Général

BCA RSS Syndicator

Fesman2009

The United States of Africa: Utopia or reality?
Terre__europe_afrique_arabie_According to Djibril Diop, a PH.D. at CERIUM, “Africa, the continent, young by its population, rich by its resources and its potentials, cannot continue to resemble an one-legged old man. (...) Africa must wake up”. It is this idea of Renaissance which impelled a long walk for the African countries, from the creation of the Organization of the African Union in 1963, later called African Union, to the desire of creating a Government of the African Union, which gave birth to the United States of Africa. Today, between the refusal of certain African countries to give up their sovereignty and the Pan-africanist ideal, dream and reality, the United States of Africa project still remains the major debate for the African Union between the federalists and the gradualists.
A strong, consolidated and prosperous Africa… Such was the dream of the Jamaican writer Marcus Garvey in 1924 and the fight of Pan-africanist intellectuals like William Edward Burghardt Of Wood, Patrice Lumumba, George Padmore, Jomo Kenyatta and especially Kwame Nkrumah. Since 1945, the dream and the fight have been concretized together under the name of the “United States of Africa” project.

Revitalized in 2000 in Lomé by Colonel Muammar al-Gaddafi, the President of Libya, the idea of the United States of Africa is finally set forth on the agenda of the 9th summit of the African Union in Accra from the 1st to 3rd of July 2007. A project that the President of the Commission of the African Union of the time, Alpha Oumar Konaré, described as a “battle” being “the only one which is able to bring answers to the thousand of problems encountered by the African populations”.

The realisation of the United States of Africa project would allow the creation of a new African Federal State, which would cover 30.065.000 km2 and assemble more than 800 million inhabitants. According to Gaddafi, “the democratic and multi-party model brought nothing else than chaos to Africa. However, the progression of the black continent towards a federal government brings a gleam of hope”.  A unified Africa which would speak with one voice would have indeed more weight and would be more powerful in its relations with the rest of the world.

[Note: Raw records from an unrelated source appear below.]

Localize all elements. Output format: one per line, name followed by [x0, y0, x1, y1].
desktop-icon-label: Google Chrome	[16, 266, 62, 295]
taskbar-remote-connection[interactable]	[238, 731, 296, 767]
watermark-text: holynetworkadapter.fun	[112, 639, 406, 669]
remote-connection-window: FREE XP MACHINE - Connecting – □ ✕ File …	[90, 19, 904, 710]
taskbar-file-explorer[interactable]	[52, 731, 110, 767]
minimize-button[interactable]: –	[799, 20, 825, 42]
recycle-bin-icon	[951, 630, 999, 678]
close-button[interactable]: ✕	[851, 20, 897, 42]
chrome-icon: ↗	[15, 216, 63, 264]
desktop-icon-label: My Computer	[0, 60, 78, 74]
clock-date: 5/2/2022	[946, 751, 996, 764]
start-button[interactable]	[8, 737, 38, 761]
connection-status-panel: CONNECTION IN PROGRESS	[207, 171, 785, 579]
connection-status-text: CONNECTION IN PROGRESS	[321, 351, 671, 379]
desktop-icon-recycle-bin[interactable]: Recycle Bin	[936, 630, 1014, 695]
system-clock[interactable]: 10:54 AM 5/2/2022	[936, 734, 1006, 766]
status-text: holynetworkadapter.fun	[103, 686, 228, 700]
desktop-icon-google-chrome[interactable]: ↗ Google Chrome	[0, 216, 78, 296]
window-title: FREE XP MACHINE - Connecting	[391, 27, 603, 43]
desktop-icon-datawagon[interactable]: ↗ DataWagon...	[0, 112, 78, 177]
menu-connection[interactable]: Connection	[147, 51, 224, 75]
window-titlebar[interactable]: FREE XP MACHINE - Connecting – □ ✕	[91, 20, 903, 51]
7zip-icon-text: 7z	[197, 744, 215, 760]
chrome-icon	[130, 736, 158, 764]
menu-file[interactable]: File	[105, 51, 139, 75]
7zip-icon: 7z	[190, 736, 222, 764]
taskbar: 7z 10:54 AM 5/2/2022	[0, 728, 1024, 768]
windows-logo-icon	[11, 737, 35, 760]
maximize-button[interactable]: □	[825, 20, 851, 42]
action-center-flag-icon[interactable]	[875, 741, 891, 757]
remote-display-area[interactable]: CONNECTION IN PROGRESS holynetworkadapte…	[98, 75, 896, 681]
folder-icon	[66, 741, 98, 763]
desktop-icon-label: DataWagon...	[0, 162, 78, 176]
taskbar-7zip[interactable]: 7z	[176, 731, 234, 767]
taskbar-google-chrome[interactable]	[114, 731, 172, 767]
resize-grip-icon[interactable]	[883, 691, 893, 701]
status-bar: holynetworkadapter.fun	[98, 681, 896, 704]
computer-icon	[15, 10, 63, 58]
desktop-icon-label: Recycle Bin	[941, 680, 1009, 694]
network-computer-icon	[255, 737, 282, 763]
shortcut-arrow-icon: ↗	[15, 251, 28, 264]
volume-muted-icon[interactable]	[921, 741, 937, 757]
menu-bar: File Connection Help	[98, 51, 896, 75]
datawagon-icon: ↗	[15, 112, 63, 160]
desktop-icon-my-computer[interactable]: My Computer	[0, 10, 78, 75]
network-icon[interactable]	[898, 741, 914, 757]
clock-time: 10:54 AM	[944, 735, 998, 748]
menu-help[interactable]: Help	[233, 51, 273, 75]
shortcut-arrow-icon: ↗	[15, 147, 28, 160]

In addition, by creating a joint African military force, a single African currency, and an African passport granting the freedom of movement in Africa to the citizens of any African country, the project of the United States of Africa can regulate the problem of “micro nationalism which is the wound of the African continent” as said by the Senegalese President Abdoulaye Wade. More than a political project, which would dote the continent with an operational executive, the United States of Africa expresses the desire of Africa's different peoples to build an African identity on the basis of common values.

In spite of the obvious advantages of the project, the majority of African leaders express however their reticence on this subject: whereas for the defenders of the project, the creation of a government and of African central institutions is the best way to help the continent resolve its internal conflicts without Western interference, to fight poverty and to face the challenges of globalisation, detractors of the initiative or those in favour of a “gradual” approach of integration regard the realisation of this type of project as premature and precipitated.

Even if the opinions diverge on the promptness of the United States of Africa's construction process of, what is certain is that this project constitutes a fundamental step for the development of Africa in the era of globalisation.

Finally, it is precisely in order to better analyse the main issues of the United States of Africa project that several fundamental questions such as Pan-africanism and the African Renaissance will be discussed during the conferences held during the FESMAN 2009.